In the DEEP STEP program, Pascuzzo helps create quarter-long modules in Earth Science that she co-teaches with public school teachers for second, third and fourth graders at three different schools. “This work has, by far, been the most rewarding teaching experience because the work I do is having a direct impact on improving the education of younger generations in our local community. Developing the lessons, engaging with the students, and collaborating with the teachers, fills my heart with joy,” she says.
Pascuzzo was recognized for her efforts to integrate new teaching methods into the syllabi of the courses she taught and using creative ways to engage students.

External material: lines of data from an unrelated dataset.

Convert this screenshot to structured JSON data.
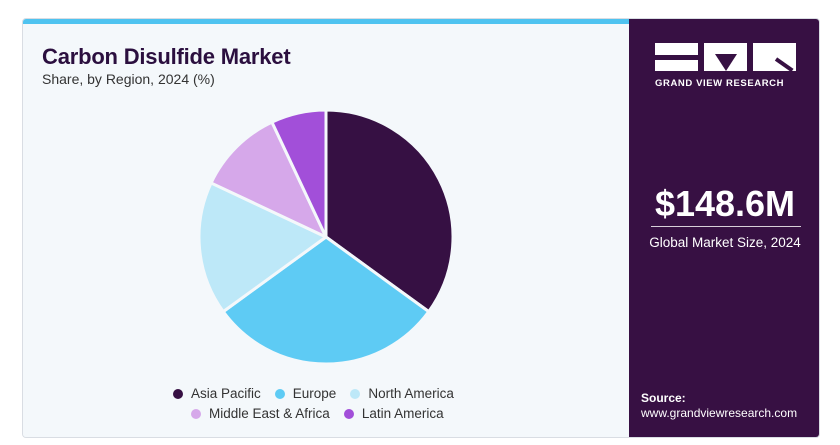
{
  "title": "Carbon Disulfide Market",
  "subtitle": "Share, by Region, 2024 (%)",
  "colors": {
    "accent_bar": "#4fc3f0",
    "right_panel": "#371043"
  },
  "chart_data": {
    "type": "pie",
    "title": "Carbon Disulfide Market",
    "subtitle": "Share, by Region, 2024 (%)",
    "categories": [
      "Asia Pacific",
      "Europe",
      "North America",
      "Middle East & Africa",
      "Latin America"
    ],
    "values": [
      35,
      30,
      17,
      11,
      7
    ],
    "colors": [
      "#361043",
      "#5ecbf4",
      "#bde8f8",
      "#d6a8ea",
      "#a24fd9"
    ],
    "start_angle_deg": 0,
    "direction": "clockwise",
    "legend_position": "bottom"
  },
  "sidebar": {
    "brand": "GRAND VIEW RESEARCH",
    "market_size": "$148.6M",
    "market_size_label": "Global Market Size, 2024",
    "source_label": "Source:",
    "source_url": "www.grandviewresearch.com"
  }
}
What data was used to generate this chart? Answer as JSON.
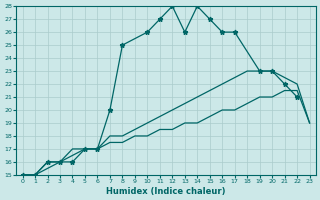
{
  "xlabel": "Humidex (Indice chaleur)",
  "background_color": "#cce8e8",
  "grid_color": "#aacccc",
  "line_color": "#006666",
  "xlim": [
    -0.5,
    23.5
  ],
  "ylim": [
    15,
    28
  ],
  "xticks": [
    0,
    1,
    2,
    3,
    4,
    5,
    6,
    7,
    8,
    9,
    10,
    11,
    12,
    13,
    14,
    15,
    16,
    17,
    18,
    19,
    20,
    21,
    22,
    23
  ],
  "yticks": [
    15,
    16,
    17,
    18,
    19,
    20,
    21,
    22,
    23,
    24,
    25,
    26,
    27,
    28
  ],
  "series": [
    {
      "x": [
        0,
        1,
        2,
        3,
        4,
        5,
        6,
        7,
        8,
        10,
        11,
        12,
        13,
        14,
        15,
        16,
        17,
        19,
        20,
        21,
        22
      ],
      "y": [
        15,
        15,
        16,
        16,
        16,
        17,
        17,
        20,
        25,
        26,
        27,
        28,
        26,
        28,
        27,
        26,
        26,
        23,
        23,
        22,
        21
      ],
      "marker": "*",
      "linestyle": "-",
      "linewidth": 0.9
    },
    {
      "x": [
        0,
        1,
        2,
        3,
        4,
        5,
        6,
        7,
        8,
        9,
        10,
        11,
        12,
        13,
        14,
        15,
        16,
        17,
        18,
        19,
        20,
        21,
        22,
        23
      ],
      "y": [
        15,
        15,
        16,
        16,
        17,
        17,
        17,
        18,
        18,
        18.5,
        19,
        19.5,
        20,
        20.5,
        21,
        21.5,
        22,
        22.5,
        23,
        23,
        23,
        22.5,
        22,
        19
      ],
      "marker": null,
      "linestyle": "-",
      "linewidth": 0.9
    },
    {
      "x": [
        0,
        1,
        2,
        3,
        4,
        5,
        6,
        7,
        8,
        9,
        10,
        11,
        12,
        13,
        14,
        15,
        16,
        17,
        18,
        19,
        20,
        21,
        22,
        23
      ],
      "y": [
        15,
        15,
        15.5,
        16,
        16.5,
        17,
        17,
        17.5,
        17.5,
        18,
        18,
        18.5,
        18.5,
        19,
        19,
        19.5,
        20,
        20,
        20.5,
        21,
        21,
        21.5,
        21.5,
        19
      ],
      "marker": null,
      "linestyle": "-",
      "linewidth": 0.9
    }
  ]
}
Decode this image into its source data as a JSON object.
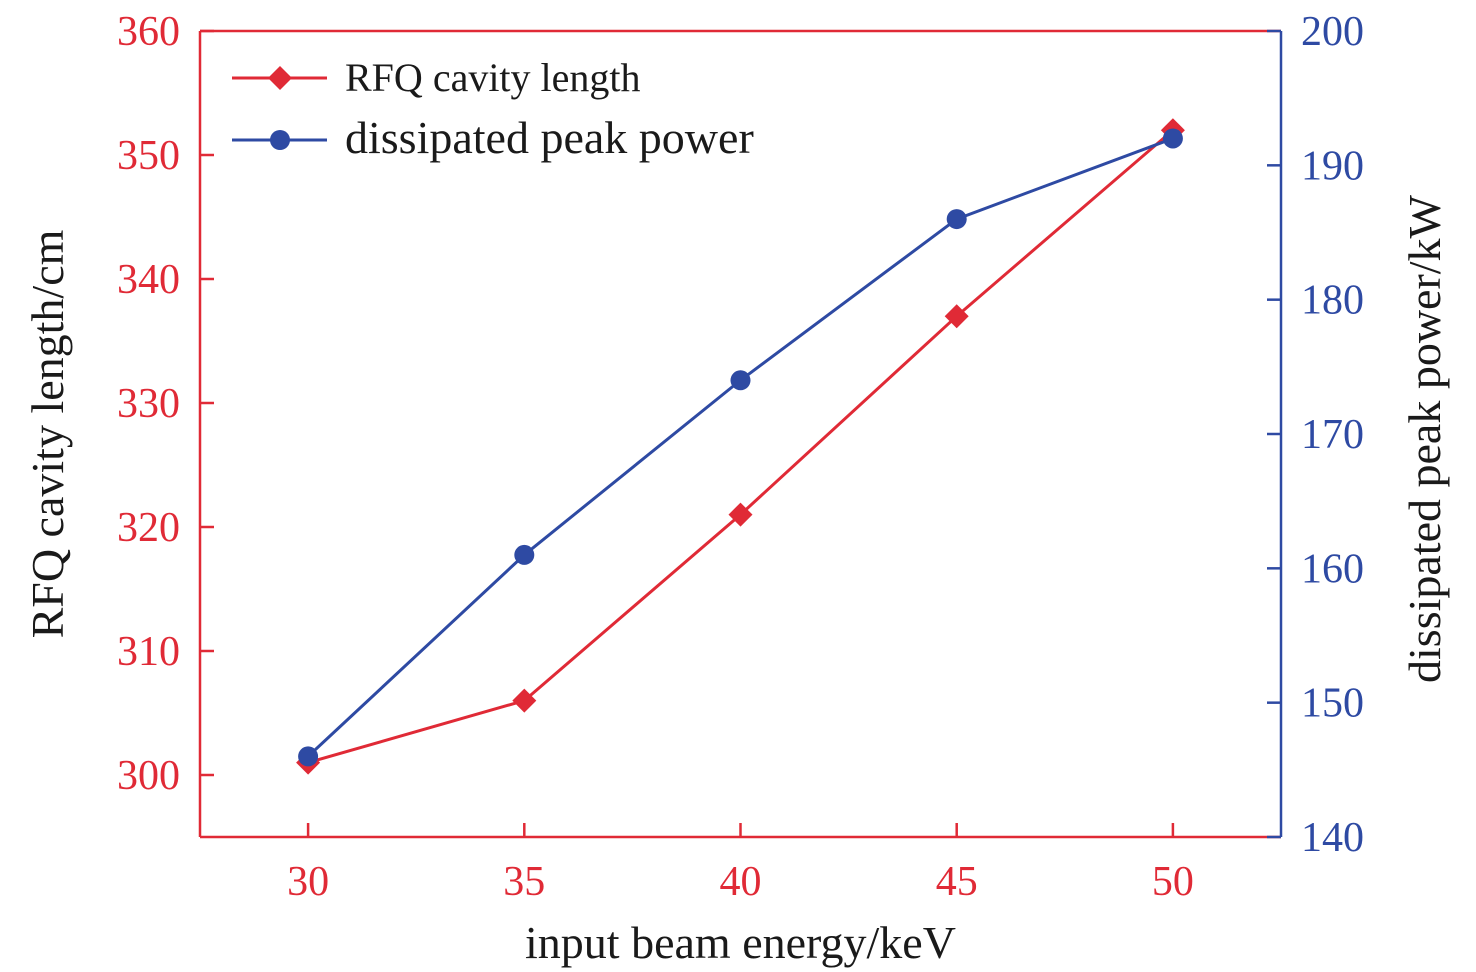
{
  "chart_data": {
    "type": "line",
    "x": [
      30,
      35,
      40,
      45,
      50
    ],
    "xlabel": "input beam energy/keV",
    "xlim": [
      27.5,
      52.5
    ],
    "x_ticks": [
      "30",
      "35",
      "40",
      "45",
      "50"
    ],
    "ylabel_left": "RFQ cavity length/cm",
    "ylim_left": [
      295,
      360
    ],
    "y_ticks_left": [
      "300",
      "310",
      "320",
      "330",
      "340",
      "350",
      "360"
    ],
    "ylabel_right": "dissipated peak power/kW",
    "ylim_right": [
      140,
      200
    ],
    "y_ticks_right": [
      "140",
      "150",
      "160",
      "170",
      "180",
      "190",
      "200"
    ],
    "legend_position": "top-left",
    "grid": false,
    "series": [
      {
        "name": "RFQ cavity length",
        "axis": "left",
        "marker": "diamond",
        "color": "#e02a36",
        "values": [
          301,
          306,
          321,
          337,
          352
        ]
      },
      {
        "name": "dissipated peak power",
        "axis": "right",
        "marker": "circle",
        "color": "#2e4aa3",
        "values": [
          146,
          161,
          174,
          186,
          192
        ]
      }
    ]
  }
}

Associate Professor Ralph Milliken shares, “It is clear that Alyssa is absolutely passionate about space and planetary science, and perhaps the only thing that she is more passionate about is getting others excited about these topics.”
Les Robinson studies the historical development of the concept of morale in the context of WWI, when citizen-soldier intellectuals wrote of its utility for encouraging work. He also investigates the concept of counter-morale, necessary for resistance to war. As a graduate student, Robinson has had the opportunity to teach alongside different professors and to develop and teach his own course through Brown Pre-College Summer Program.
“I have been inspired by the faculty’s example and have benefited enormously from their generous guidance and counsel during my time at Brown. This award recognizes those faculty, my fellow grads, and the students themselves who have generously shared a moment in their busy days to chat about becoming a better teacher,” says Robinson.
A prominent theme in the nominations was Robinson’s attention to improving students’ writing, developing relationships with students where they feel comfortable hearing and giving feedback. Lukas Rieppel, Assistant Professor of History shares in his nomination, “As the semester progressed, it became abundantly clear that Les puts a great deal of thought and care into his pedagogical work. As a result, he soon forged a unique rapport with his students, many of whom came to regard him as a trusted mentor and confidante.”